Keberadaan Dewa Indra sangat dominan dalam kitab suci Weda. Disebutkan ada 200 mantra yang mengagungkan Dewa Indra dalam Weda. Kata Indra berasal dari kata Ind dan dri yang artinya memberi makan. Menurut Niruktha kata Ind berarti penuh dengan tenaga. Indra pada mulanya adalah Dewa hujan yang bersenjatakan bajra atau petir mengalahkan raksasa Vrtra. Dewa Indra lebih dikenal sebagai Dewa Perang yang mengalahkan tiga benteng musuh, karena itu Dewa Indra disebut Tri Puramdhara (Tri Puramtaka). Dalam kitab Purana dikisahkan bahwa, beliau disebut-sebut sebagai Dewa Khayangan (sorga). Beliau merupakan saksi agung setiap perbuatan manusia, karena memiliki seribu mata (Sahasraaksa). Kendaraan Dewa Indra adalah seekor gajah Airavata dan istrinya bernama Sanchi atau Indriani. Keberadaannya banyak dikisahkan dalam kitab Itihasa dan Purana. Nama lain dari Dewa Indra adalah; Sakra (yang mulia), Divapati (Raja dari para dewa), Bajri (yang bersenjata Bajra), Meghavahana (yang berkendaraan awan), Mahendra (dewa yang agung), Svargapati (Raja Khayangan), Mahakasa (Ia yang bermata hebat), Sahasraksa (Ia yang bermata seribu). Berikut ini adalah mantra yang terdapat dalam kitab suci weda yang memuliakan Dewa Indra;

”Dyava cid asmai prtivi namate, susmac cid asya parvata bhayante,
yah somapa nicito vajravahur, vajrahasta sa janasah Indrah”.
Terjemahannya:
Bahkan surga dan dunia tunduk kepadaNya. Bahkan gunung-gunung pun takut di depan kehebatannya. Dia-lah yang dikenal sebagai peminum soma, memegang vajra dengan lengannya, yang memegang vajra ditangannya. Dia-lah Indra, oh orang-orang laki.

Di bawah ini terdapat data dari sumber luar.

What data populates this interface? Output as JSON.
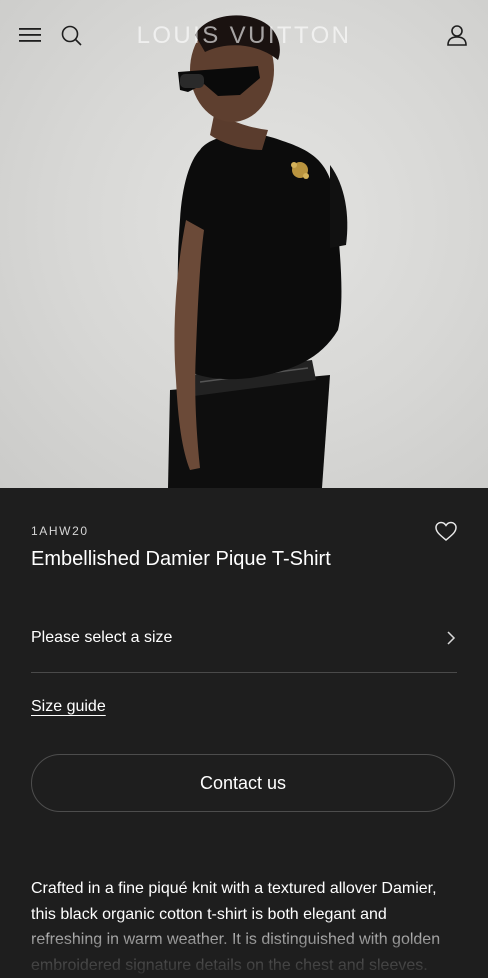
{
  "header": {
    "brand": "LOUIS VUITTON",
    "icons": [
      "menu-icon",
      "search-icon",
      "account-icon"
    ]
  },
  "hero": {
    "image": "model-photo"
  },
  "product": {
    "sku": "1AHW20",
    "name": "Embellished Damier Pique T-Shirt",
    "size_prompt": "Please select a size",
    "size_guide": "Size guide",
    "contact_label": "Contact us",
    "description": "Crafted in a fine piqué knit with a textured allover Damier, this black organic cotton t-shirt is both elegant and refreshing in warm weather. It is distinguished with golden embroidered signature details on the chest and sleeves."
  },
  "colors": {
    "panel_bg": "#1e1e1e",
    "hero_bg": "#d9d9d7",
    "text": "#ffffff",
    "divider": "#4a4a4a"
  }
}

”Yah sasvato mahi eno dadhanan, amanymanah charna jaghana. Yah
sadhate nanudadati srdhyam, yo darso hanta sa janasa Indrah”.
Terjemahannya;
Dia yang membunuh dengan panahnya, mereka yang berbuat dosa besar yang tidak disenangi. Ia tidak mengampuni orang-orang yang congkak dengan kecongkakannya. Dia-lah yang membunuh Dasyu. Dia-lah Indra, oh orang-orang laki.

c. Dewa Rudra

Dewa Rudra diidentikan dengan Dewa Siwa (Siwarudra). Beliau digambarkan sebagai laki-laki bertubuh besar, perutnya berwarna biru dan punggungnya berwarna merah. Kepala berwarna biru, lehernya berwarna putih, dan kulitnya berwarna merah kecoklat-coklatan. Rambutnya panjang terurai, seluruh tubuhnya memancarkan cahaya keemasan, tangannya memegang busur dan panah yang bercahaya. Karakternya nampak angker dan menakutkan, namun hatinya lembut dan maha mengasihi. Beliau tinggal di pegunungan dan dipandang sebagai Dewa pengasih kepada semua makhluk, bagaikan seorang ayah yang mengasihi anaknya. Beliau adalah dukunnya para dukun yang memiliki berjenis-jenis pengobatan, dengan julukan Jalasa Bhesaya (pemilik obat yang sejuk). Hujan yang disertai dengan angin ribut dan geledek yang memberikan kesuburan adalah tenaga pengobatannya. Dewa Rudra juga disebut dengan Tryambaka, Kapardin dan delapan aspek dari Rudra adalah Siwa, Bhawa, Isana, Pasupati, Bhima, Ugra, Mahadewa, dan Rudra.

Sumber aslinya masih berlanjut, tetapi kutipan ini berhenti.